Hello! I hope this finds you well. Is it glorious weather where you are? It is absolutely, most definitely, totally summer here. I can see the sea from my desk (which is a little too distracting) – it’s a gorgeous cerulean blue with lighter stripes where it must be completely calm; the sky is a lighter blue and there’s a slight yellow haze between the two which is a layer of fumes from the shipping. Despite this, I can see the cliffs on the opposite coast of France and ferries are crossing back and forth with the occasional yacht gliding past and massive container ships in the distance. I’m able to enjoy more of this view since we had a large sycamore felled last week and the height of the yew reduced. It’s made such a difference to the view from the house and I keep stopping to take it all in. Not good when you’ve got lots to be getting on with!

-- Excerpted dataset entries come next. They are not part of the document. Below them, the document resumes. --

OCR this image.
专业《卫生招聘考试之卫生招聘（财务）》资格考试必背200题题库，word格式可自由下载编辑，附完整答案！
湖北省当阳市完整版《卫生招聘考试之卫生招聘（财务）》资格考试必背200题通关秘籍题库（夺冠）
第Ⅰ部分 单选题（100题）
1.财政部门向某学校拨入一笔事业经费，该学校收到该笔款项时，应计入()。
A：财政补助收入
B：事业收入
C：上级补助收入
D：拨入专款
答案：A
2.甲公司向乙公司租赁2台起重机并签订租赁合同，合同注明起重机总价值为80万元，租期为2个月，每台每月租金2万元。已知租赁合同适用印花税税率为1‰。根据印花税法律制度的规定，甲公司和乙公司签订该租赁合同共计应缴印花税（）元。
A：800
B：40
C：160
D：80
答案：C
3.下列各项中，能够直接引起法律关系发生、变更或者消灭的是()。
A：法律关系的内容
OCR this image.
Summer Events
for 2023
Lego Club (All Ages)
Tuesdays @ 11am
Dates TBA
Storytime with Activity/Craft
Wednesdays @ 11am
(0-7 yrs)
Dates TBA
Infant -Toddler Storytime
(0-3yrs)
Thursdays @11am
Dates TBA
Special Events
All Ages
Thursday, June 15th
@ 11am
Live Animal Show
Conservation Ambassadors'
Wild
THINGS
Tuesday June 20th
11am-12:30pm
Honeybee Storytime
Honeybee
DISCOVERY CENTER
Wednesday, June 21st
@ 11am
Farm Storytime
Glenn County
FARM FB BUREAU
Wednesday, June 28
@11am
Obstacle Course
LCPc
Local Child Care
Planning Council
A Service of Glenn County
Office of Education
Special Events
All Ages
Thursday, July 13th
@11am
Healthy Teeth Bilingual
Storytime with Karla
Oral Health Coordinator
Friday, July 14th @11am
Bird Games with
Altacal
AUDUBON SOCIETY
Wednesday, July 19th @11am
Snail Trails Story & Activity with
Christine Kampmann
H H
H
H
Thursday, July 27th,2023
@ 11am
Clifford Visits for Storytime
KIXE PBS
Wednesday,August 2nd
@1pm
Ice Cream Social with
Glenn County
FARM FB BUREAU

All is calm in this house. My boys have finished their exams and are on their summer holidays. They don’t quite know what to do with themselves. One has gone to visit a friend and the other is lying down somewhere. My daughter is due home from school any moment, so the peace will shortly be interrupted – she’s bring a friend home with her, so I’m braced. I’m busy working on a few book projects, which is keeping me out of mischief, away from my blog (and blog reading – I am very behind) and out of the garden. I walk around outside usually before I’ve walked the dog in the morning to water pots and anything else that needs it (tomatoes, newly planted stuff) and to check that the gooseberries are still ripening and haven’t been pinched by the bloody pigeons. They are ‘bloody’ pigeons not ordinary pigeons because they eat everything. They’re in cahoots with the slugs and snails, I reckon.

I snipped a few flowers for a Monday vase this morning and photographed it at lunchtime, not wanting to miss Cathy’s weekly gathering for two weeks on the trot. The flowers are a red-purple cornflower, deep pink pinks (with the most delicious clove-y scent), lavender (we are a week or two from peak lavender), Nigella seed heads, Alchemilla mollis, Erigeron karvinskianus from the steps and one stem of Cosmos atrosanguineus because I can only spare one flower!

Wishing you a lovely week. More soon…

In a Vase on Monday: kitchen flowers

I bumped into a friend this morning while walking the dog. She has three daughters, all in their 20s at various stages of university and work. She asked me how the exams were going and I remarked that she must be glad it’s all behind her. “Don’t think it’s ever over!” she said, and laughed. There was me, thinking we’re coming to the end of an era (which we sort of are) and feeling a little wistful already, when really we’re just moving towards another phase. I should know this by now, that parenting is a series of phases, but this one seems more dramatic because it’s the one where they start to leave home.

In the meantime, though, I am thankful that I work at home, that I can collect the children from the station and listen to their exam debriefs and soothe their frayed nerves, I can make sure they eat well and get enough sleep, I can bake cakes and I can put flowers on the table. Oh, wait… Those flowers are for me. They’re to brighten the kitchen and put a smile on my face.

This week’s IAVOM is a cop-out – they’re supermarket peonies, popped into the trolley during yet another whizz around the aisles to stock up on gallons of milk, bananas, apples, bread, Cheerios… But, look – aren’t they exquisite? Totally worth the few pounds they cost. And they need no accompaniment in the jug; they’re perfect as they are.

As a bonus, I’ve also refreshed last week’s vase which, apart from most of the roses, is still going strong. It’s good to know what lasts longer than a week in a vase. I’ve been reading up on the best way to get as much vase-life as possible – pick flowers that are mostly in bud, cut stems on a slant, pop a little vinegar or Milton in the water to deter bacteria, etc. Have you any other top tips?

Do visit Cathy at Rambling in the Garden to see her Monday flowers and find links to many others. Wishing you a thoroughly good week (with flowers and cake, if that’s what takes your fancy).